- Citizenship: Uganda
- Education: Master of Laws(Hons) Makerere University
- Employer: Uganda
- Organization: Electricity Regulatory Authority
- Title: Ambassador
- Children: Four Children

= Joan Rwabyomere =

Joan Rwabyomere is a Ugandan lawyer, business woman and diplomat who was the Uganda's High Commissioner to London and Nigeria.She is currently a board member of the Electricity Regulatory Authority (ERA).

== Education ==
Rwabyomere earned a Master of Laws(Hons) from Makerere University, Master’s Degree in International Trade and Investment and a Masters of Business Administration in Oil and Gas Management.

== Career ==
Rwabyomere was the deputy Director General of the External Security Organisation (ESO) before being appointed as Uganda’s High Commissioner to London (2006 – 2013), and to Nigeria (2000 – 2005).

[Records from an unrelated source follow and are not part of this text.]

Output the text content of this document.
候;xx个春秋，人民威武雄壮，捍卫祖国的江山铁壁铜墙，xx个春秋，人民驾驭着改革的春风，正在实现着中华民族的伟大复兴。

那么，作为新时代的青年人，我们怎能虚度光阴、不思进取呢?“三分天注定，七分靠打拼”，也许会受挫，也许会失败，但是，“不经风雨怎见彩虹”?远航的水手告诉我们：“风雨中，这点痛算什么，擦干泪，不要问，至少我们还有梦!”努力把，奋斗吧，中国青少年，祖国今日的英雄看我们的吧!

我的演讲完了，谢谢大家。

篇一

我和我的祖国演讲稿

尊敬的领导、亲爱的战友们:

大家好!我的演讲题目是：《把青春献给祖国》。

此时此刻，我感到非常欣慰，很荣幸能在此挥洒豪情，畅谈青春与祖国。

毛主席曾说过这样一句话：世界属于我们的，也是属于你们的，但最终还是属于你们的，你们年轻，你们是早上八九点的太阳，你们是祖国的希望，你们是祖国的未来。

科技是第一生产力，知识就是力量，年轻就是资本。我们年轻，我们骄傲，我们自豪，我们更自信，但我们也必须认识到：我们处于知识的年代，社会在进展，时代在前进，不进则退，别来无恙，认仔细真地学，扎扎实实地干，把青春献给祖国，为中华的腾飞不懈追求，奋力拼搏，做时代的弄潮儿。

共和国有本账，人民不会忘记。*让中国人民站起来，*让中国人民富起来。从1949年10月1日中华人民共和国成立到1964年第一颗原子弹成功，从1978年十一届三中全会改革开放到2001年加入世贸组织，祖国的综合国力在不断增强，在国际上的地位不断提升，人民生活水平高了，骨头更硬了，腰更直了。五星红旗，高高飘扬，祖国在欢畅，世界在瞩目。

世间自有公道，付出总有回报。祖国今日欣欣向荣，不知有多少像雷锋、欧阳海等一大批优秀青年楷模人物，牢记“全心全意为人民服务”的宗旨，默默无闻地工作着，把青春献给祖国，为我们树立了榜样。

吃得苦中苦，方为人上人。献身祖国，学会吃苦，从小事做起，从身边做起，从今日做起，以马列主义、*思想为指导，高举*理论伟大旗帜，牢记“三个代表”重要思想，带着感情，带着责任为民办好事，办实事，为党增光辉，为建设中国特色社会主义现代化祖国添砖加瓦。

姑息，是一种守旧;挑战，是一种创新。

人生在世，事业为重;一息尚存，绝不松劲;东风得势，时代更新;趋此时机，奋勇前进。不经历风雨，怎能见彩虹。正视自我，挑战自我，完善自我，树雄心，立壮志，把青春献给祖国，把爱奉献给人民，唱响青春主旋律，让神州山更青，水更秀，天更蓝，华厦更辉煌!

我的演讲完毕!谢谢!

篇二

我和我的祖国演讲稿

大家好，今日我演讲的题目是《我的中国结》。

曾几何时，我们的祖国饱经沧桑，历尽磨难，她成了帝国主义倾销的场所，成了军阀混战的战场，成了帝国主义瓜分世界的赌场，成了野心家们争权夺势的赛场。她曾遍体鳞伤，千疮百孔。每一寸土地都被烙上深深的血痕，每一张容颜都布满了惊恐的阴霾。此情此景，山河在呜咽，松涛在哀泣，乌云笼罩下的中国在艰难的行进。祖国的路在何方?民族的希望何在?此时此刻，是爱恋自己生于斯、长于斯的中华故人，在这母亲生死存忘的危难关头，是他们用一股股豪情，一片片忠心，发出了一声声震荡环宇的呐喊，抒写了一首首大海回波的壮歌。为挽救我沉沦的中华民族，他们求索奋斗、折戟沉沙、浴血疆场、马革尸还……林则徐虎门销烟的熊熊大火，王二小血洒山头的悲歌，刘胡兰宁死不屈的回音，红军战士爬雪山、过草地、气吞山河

She was the Kabarole women representative in the National Resistance Council (1989–1996), Minister of State for Agriculture (1995–1996), Director, Uganda Electricity Board (1989–1995); Chairman, Board of Directors, Uganda Civil Aviation Authority (1989–1995),board member Women in Diplomatic Service, National Enterprise Corporation and Electricity Regulatory Authority; Delegate to the EU–ACP Joint Assembly (1989–1995).

== Controversies ==
Rwabyomere reportedly refused NRM party members from using a hall in Uganda House(London) to hold celebrations marking 24 years of their rule in 2010. She is also alleged to have deployed her relative at the High Commission.